Tradionally, whenever we run the spark code (action command), we used to see the Job Runs (job 1, Job2 etc) which navigate to the Spark famous UI with DAG and all run details. That view is not available if your notebook is attached to interactive serverless cluster.
Why:
Serverless abstraction: In serverless interactive clusters (and SQL Warehouses), Databricks fully manages the Spark driver and executors behind the scenes. You don’t get direct visibility into the JVM processes or Spark UI because those resources are ephemeral and multi‑tenant.
No dedicated driver node: The Spark driver that normally hosts the Spark UI (with DAG, stages, tasks) isn’t exposed in serverless mode. Databricks hides it to enforce isolation and simplify operations.

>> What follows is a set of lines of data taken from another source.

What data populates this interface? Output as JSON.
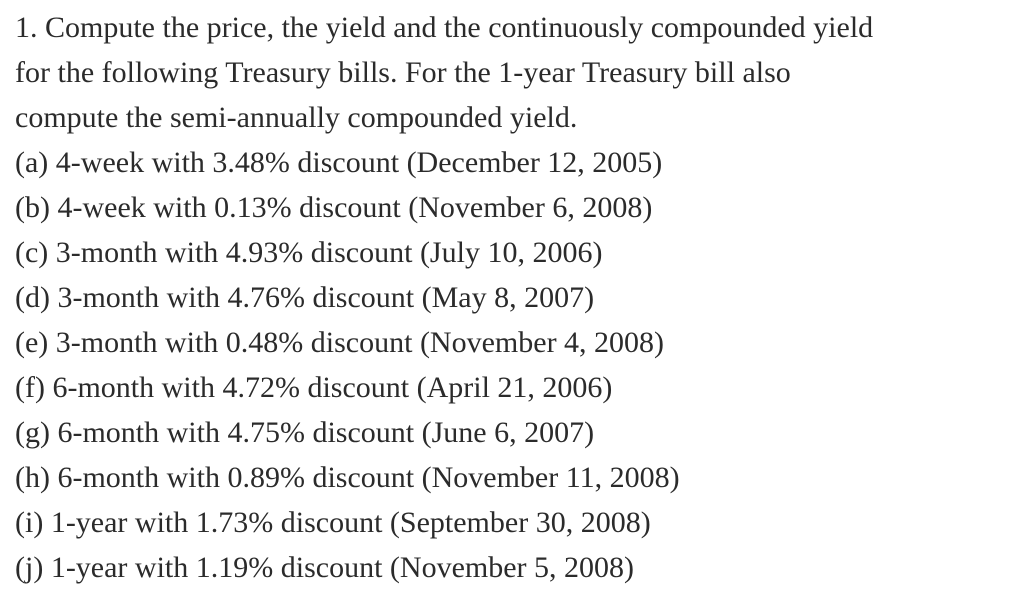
{
  "question": {
    "lines": [
      "1. Compute the price, the yield and the continuously compounded yield",
      "for the following Treasury bills. For the 1-year Treasury bill also",
      "compute the semi-annually compounded yield."
    ],
    "items": [
      "(a) 4-week with 3.48% discount (December 12, 2005)",
      "(b) 4-week with 0.13% discount (November 6, 2008)",
      "(c) 3-month with 4.93% discount (July 10, 2006)",
      "(d) 3-month with 4.76% discount (May 8, 2007)",
      "(e) 3-month with 0.48% discount (November 4, 2008)",
      "(f) 6-month with 4.72% discount (April 21, 2006)",
      "(g) 6-month with 4.75% discount (June 6, 2007)",
      "(h) 6-month with 0.89% discount (November 11, 2008)",
      "(i) 1-year with 1.73% discount (September 30, 2008)",
      "(j) 1-year with 1.19% discount (November 5, 2008)"
    ]
  }
}
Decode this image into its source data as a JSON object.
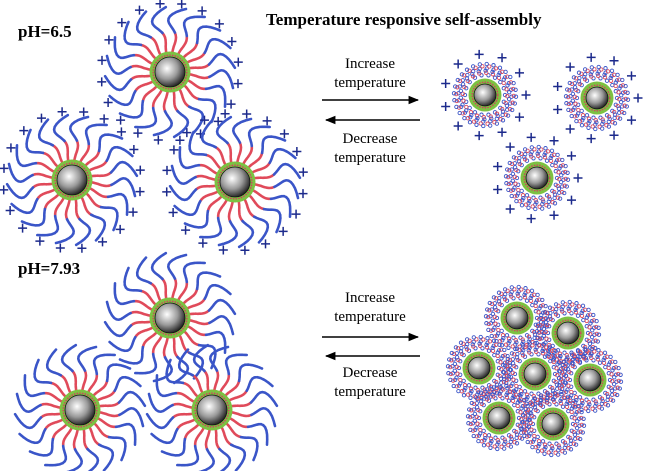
{
  "title": "Temperature responsive self-assembly",
  "panels": [
    {
      "ph_label": "pH=6.5",
      "forward_label": [
        "Increase",
        "temperature"
      ],
      "reverse_label": [
        "Decrease",
        "temperature"
      ],
      "charged": true
    },
    {
      "ph_label": "pH=7.93",
      "forward_label": [
        "Increase",
        "temperature"
      ],
      "reverse_label": [
        "Decrease",
        "temperature"
      ],
      "charged": false
    }
  ],
  "colors": {
    "core_dark": "#2a2a2a",
    "core_light": "#ffffff",
    "inner_ring": "#d04060",
    "green_shell": "#7cc142",
    "chain_red": "#e04a5a",
    "chain_blue": "#3a55c8",
    "charge": "#1c2a8c"
  }
}
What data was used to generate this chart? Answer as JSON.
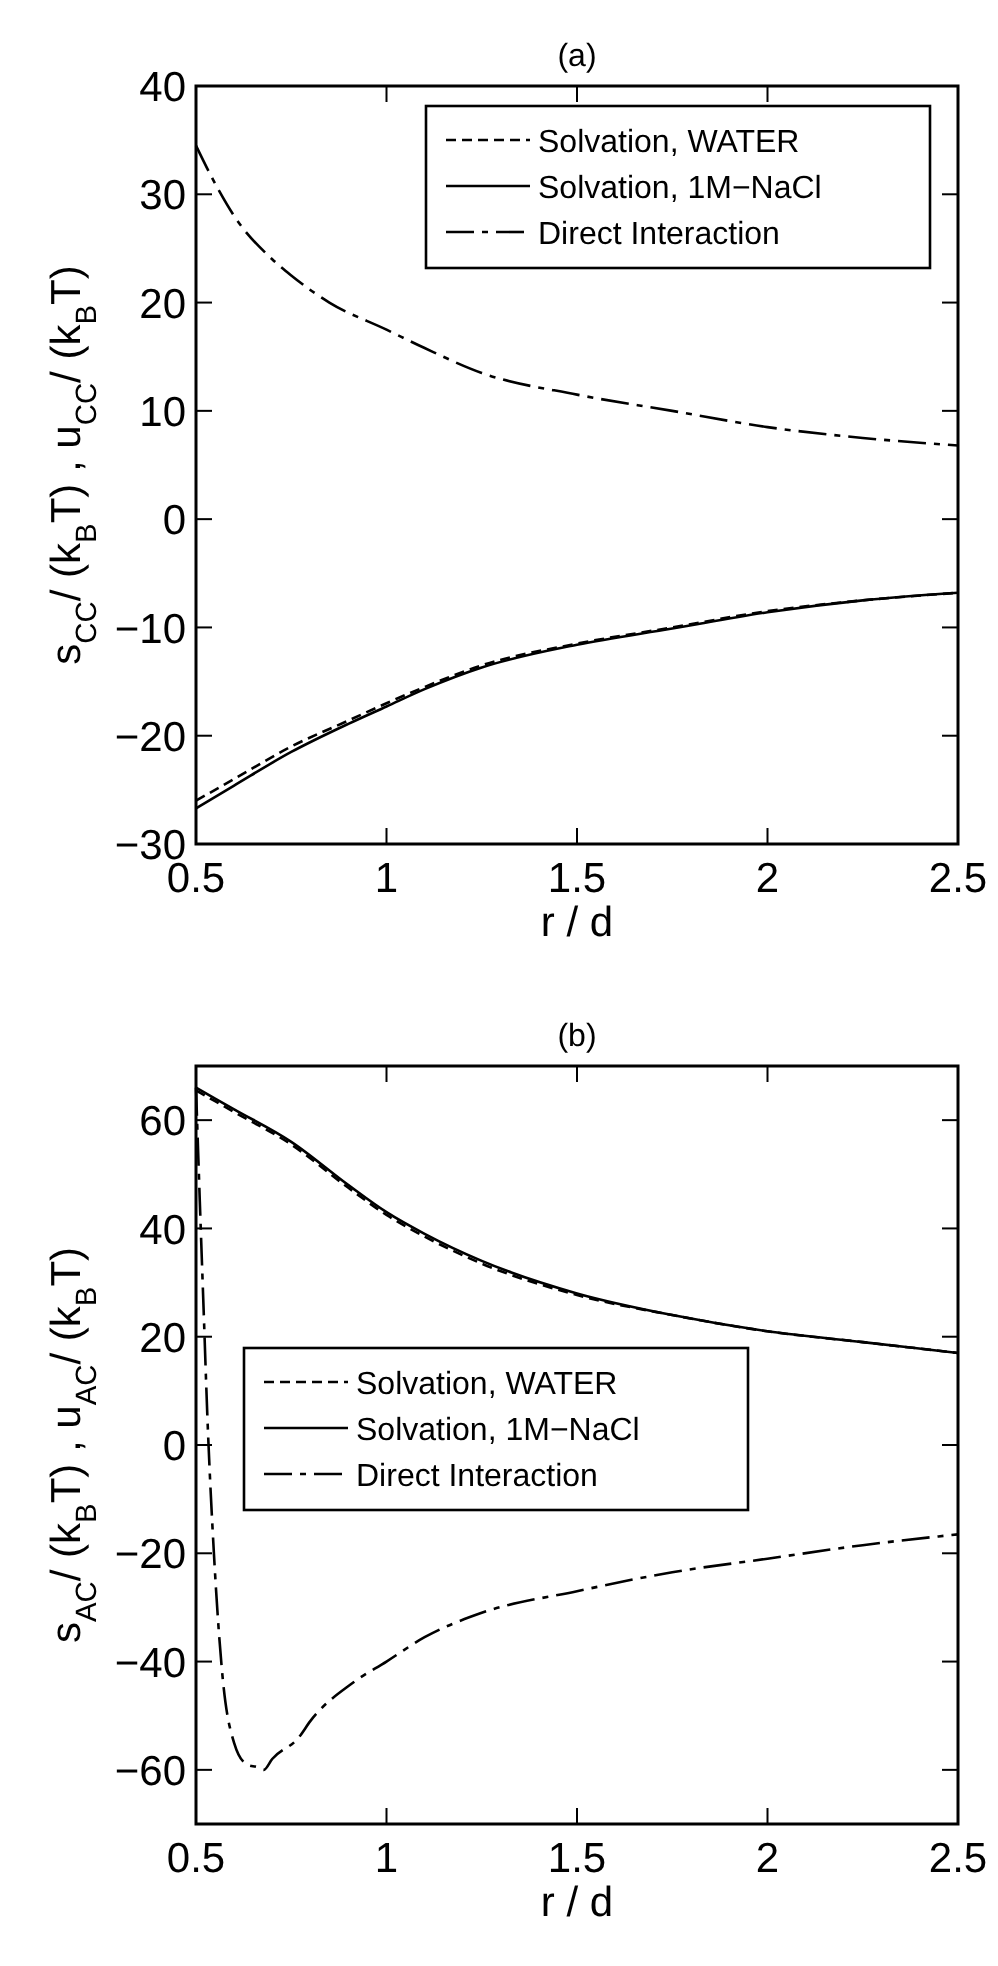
{
  "chart_data": [
    {
      "type": "line",
      "title": "(a)",
      "xlabel": "r / d",
      "ylabel": "s$_{CC}$/ (k$_{B}$T) , u$_{CC}$/ (k$_{B}$T)",
      "xlim": [
        0.5,
        2.5
      ],
      "ylim": [
        -30,
        40
      ],
      "xticks": [
        {
          "value": 0.5,
          "label": "0.5"
        },
        {
          "value": 1,
          "label": "1"
        },
        {
          "value": 1.5,
          "label": "1.5"
        },
        {
          "value": 2,
          "label": "2"
        },
        {
          "value": 2.5,
          "label": "2.5"
        }
      ],
      "yticks": [
        {
          "value": -30,
          "label": "−30"
        },
        {
          "value": -20,
          "label": "−20"
        },
        {
          "value": -10,
          "label": "−10"
        },
        0,
        10,
        20,
        30,
        40
      ],
      "legend": "top right",
      "grid": false,
      "series": [
        {
          "name": "Solvation, WATER",
          "color": "#000000",
          "line_style": "dashed",
          "x": [
            0.5,
            0.6,
            0.75,
            0.9,
            1.0,
            1.1,
            1.25,
            1.5,
            1.75,
            2.0,
            2.25,
            2.5
          ],
          "values": [
            -26,
            -24,
            -21,
            -18.6,
            -17,
            -15.5,
            -13.5,
            -11.5,
            -10,
            -8.5,
            -7.5,
            -6.8
          ]
        },
        {
          "name": "Solvation, 1M−NaCl",
          "color": "#000000",
          "line_style": "solid",
          "x": [
            0.5,
            0.6,
            0.75,
            0.9,
            1.0,
            1.1,
            1.25,
            1.5,
            1.75,
            2.0,
            2.25,
            2.5
          ],
          "values": [
            -26.7,
            -24.6,
            -21.5,
            -18.9,
            -17.3,
            -15.7,
            -13.7,
            -11.6,
            -10.1,
            -8.6,
            -7.5,
            -6.8
          ]
        },
        {
          "name": "Direct Interaction",
          "color": "#000000",
          "line_style": "dashdot",
          "x": [
            0.5,
            0.55,
            0.6,
            0.7,
            0.75,
            0.85,
            1.0,
            1.1,
            1.25,
            1.5,
            1.75,
            2.0,
            2.25,
            2.5
          ],
          "values": [
            34.5,
            31,
            28,
            24,
            22.5,
            20,
            17.5,
            15.8,
            13.5,
            11.5,
            10,
            8.5,
            7.5,
            6.8
          ]
        }
      ]
    },
    {
      "type": "line",
      "title": "(b)",
      "xlabel": "r / d",
      "ylabel": "s$_{AC}$/ (k$_{B}$T) , u$_{AC}$/ (k$_{B}$T)",
      "xlim": [
        0.5,
        2.5
      ],
      "ylim": [
        -70,
        70
      ],
      "xticks": [
        {
          "value": 0.5,
          "label": "0.5"
        },
        {
          "value": 1,
          "label": "1"
        },
        {
          "value": 1.5,
          "label": "1.5"
        },
        {
          "value": 2,
          "label": "2"
        },
        {
          "value": 2.5,
          "label": "2.5"
        }
      ],
      "yticks": [
        {
          "value": -60,
          "label": "−60"
        },
        {
          "value": -40,
          "label": "−40"
        },
        {
          "value": -20,
          "label": "−20"
        },
        0,
        20,
        40,
        60
      ],
      "legend": "left",
      "grid": false,
      "series": [
        {
          "name": "Solvation, WATER",
          "color": "#000000",
          "line_style": "dashed",
          "x": [
            0.5,
            0.6,
            0.75,
            0.9,
            1.0,
            1.1,
            1.25,
            1.5,
            1.75,
            2.0,
            2.25,
            2.5
          ],
          "values": [
            65.5,
            61.5,
            55.5,
            47.5,
            42.5,
            38.5,
            33.5,
            27.7,
            24,
            21,
            19,
            17
          ]
        },
        {
          "name": "Solvation, 1M−NaCl",
          "color": "#000000",
          "line_style": "solid",
          "x": [
            0.5,
            0.6,
            0.75,
            0.9,
            1.0,
            1.1,
            1.25,
            1.5,
            1.75,
            2.0,
            2.25,
            2.5
          ],
          "values": [
            66,
            62,
            56,
            48,
            43,
            39,
            34,
            28,
            24,
            21,
            19,
            17
          ]
        },
        {
          "name": "Direct Interaction",
          "color": "#000000",
          "line_style": "dashdot",
          "x": [
            0.5,
            0.51,
            0.52,
            0.53,
            0.547,
            0.57,
            0.6,
            0.634,
            0.66,
            0.678,
            0.7,
            0.77,
            0.8,
            0.91,
            1.0,
            1.1,
            1.25,
            1.5,
            1.75,
            2.0,
            2.25,
            2.5
          ],
          "values": [
            66,
            45,
            25,
            5,
            -20,
            -43,
            -55,
            -59,
            -59.5,
            -60,
            -58,
            -54,
            -51,
            -44,
            -40,
            -35.5,
            -31,
            -27,
            -23.5,
            -21,
            -18.5,
            -16.5
          ]
        }
      ]
    }
  ]
}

Security & multi‑tenancy: The Spark UI can reveal low‑level details about cluster internals. In shared/serverless environments, exposing that could leak information across tenants, so Databricks disables it.
Monitoring alternative
Instead of the Spark UI, Databricks provides query history, execution plans (EXPLAIN), and job run details in the Databricks workspace. These give you visibility into performance without exposing the raw DAG view.
Query History (SQL Warehouses): Shows query execution times, resource usage, and status.
Job Run Details (Jobs UI): For scheduled pipelines, you can see task durations, logs, and outcomes.
df.explain(True): Prints the physical plan, which is the closest to DAG inspection in serverless mode.
Metrics in Databricks UI: Cluster metrics, query profiles, and Delta Live Tables monitoring dashboards.